Very Well

I could be on the brink of a nervous breakdown and ridden with anxiety yet somehow, I can manage to look pretty composed and calm. I keep my face as controlled as possible and try to play it off like I'm totally and completely relaxed. And many people buy it. No one can guess that I'm freaking out. I just seem... Fine. Okay. Chill. No one knows when I'm losing it. It probably makes my breakdowns seem so sudden and out of nowhere because I don't show any previous signs of my being about to lose it. I just do.

To others, I'm calm one moment and then I'm screaming and crying. That wasn't so sudden at all because I was freaking out pretty badly before I started screaming and crying.
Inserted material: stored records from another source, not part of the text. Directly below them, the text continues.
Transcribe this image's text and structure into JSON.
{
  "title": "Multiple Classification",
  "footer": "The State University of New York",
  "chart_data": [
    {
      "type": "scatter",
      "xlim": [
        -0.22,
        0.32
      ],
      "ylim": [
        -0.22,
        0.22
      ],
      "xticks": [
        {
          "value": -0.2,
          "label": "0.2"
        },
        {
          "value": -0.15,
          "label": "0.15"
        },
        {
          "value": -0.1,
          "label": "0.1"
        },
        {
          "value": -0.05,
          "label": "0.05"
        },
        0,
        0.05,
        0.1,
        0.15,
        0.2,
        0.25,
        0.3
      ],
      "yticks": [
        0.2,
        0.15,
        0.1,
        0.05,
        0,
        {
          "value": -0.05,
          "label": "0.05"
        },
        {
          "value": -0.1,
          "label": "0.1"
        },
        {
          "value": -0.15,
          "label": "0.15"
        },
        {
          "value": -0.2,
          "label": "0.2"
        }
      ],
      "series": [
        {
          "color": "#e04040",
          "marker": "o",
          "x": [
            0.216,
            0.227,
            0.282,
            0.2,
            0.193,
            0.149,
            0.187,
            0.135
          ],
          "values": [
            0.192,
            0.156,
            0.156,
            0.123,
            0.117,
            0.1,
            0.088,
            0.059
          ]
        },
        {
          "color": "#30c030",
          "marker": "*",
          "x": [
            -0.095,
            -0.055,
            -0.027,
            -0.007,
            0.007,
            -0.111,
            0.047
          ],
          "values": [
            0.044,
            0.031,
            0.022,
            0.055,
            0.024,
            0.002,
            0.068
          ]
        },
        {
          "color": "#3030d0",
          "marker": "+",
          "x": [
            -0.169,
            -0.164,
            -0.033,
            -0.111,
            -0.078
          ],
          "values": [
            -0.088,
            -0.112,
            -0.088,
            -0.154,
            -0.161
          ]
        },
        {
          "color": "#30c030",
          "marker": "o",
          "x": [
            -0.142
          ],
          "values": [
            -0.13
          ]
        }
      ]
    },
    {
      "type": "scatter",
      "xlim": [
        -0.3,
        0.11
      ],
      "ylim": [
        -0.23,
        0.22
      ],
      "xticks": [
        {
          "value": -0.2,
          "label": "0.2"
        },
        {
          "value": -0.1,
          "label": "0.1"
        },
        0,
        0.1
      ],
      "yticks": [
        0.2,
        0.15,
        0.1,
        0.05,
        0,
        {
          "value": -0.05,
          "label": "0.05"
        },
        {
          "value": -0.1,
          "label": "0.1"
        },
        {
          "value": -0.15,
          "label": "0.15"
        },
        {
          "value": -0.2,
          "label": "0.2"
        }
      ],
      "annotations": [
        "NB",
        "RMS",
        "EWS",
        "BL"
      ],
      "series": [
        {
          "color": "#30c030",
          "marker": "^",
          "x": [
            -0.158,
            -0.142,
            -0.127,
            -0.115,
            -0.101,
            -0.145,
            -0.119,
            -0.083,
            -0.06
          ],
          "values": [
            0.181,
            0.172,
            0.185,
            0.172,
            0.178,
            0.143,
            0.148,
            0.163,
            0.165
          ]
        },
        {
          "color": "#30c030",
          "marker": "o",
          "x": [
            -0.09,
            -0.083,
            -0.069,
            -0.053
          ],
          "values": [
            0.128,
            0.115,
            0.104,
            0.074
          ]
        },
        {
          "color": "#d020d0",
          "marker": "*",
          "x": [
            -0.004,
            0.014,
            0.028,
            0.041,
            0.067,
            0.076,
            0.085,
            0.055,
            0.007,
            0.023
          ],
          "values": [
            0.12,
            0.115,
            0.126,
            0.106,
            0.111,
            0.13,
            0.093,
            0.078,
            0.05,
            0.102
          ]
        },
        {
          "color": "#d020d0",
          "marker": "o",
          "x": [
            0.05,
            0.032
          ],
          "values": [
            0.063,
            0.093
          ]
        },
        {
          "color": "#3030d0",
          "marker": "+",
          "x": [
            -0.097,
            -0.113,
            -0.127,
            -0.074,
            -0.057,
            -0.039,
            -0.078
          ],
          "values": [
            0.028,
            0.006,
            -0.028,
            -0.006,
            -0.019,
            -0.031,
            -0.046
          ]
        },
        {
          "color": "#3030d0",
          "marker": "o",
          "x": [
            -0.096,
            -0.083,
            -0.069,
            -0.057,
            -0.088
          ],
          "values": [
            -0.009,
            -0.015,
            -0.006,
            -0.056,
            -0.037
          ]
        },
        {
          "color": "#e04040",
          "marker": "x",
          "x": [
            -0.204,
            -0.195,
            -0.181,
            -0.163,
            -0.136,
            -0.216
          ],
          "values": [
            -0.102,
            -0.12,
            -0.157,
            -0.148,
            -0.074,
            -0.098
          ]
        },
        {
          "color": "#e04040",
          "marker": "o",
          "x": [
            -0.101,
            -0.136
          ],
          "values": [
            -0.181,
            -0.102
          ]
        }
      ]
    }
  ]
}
I was just good at wearing my mask and acting cool, but I felt myself losing it on the inside before it stretched out into my exterior.

Oddly enough, the only person who can tell is my best friend. I don't know how, but she notices something. It's really weird because my own relatives can't tell a thing, yet she can. I don't know how, but she's the only one who notices and even then, she senses I'm only freaking out a LITTLE BIT when it is in fact very much so. How she can sense that "bit" of nervousness or anxiety at all, I have no idea. I'm just shocked she can sense a bit at all.
deadmoon deadmoon
22-25, F
1 Response Jan 19, 2013

Poker face.
*pokes your face*
Poke 'er face.

There are these little differences that appear on your face as well as changes in your mannerism, that only certain people notice. People that see you often and pay attention to the details.

There was this one time, I faintly smiled for whatever reason. And mom asked me why I was smiling.. I later checked in a mirror, and it was the slightest change on my lips- not enough for dimples, happy eyes, upward curve.. nothing but a millimeter difference.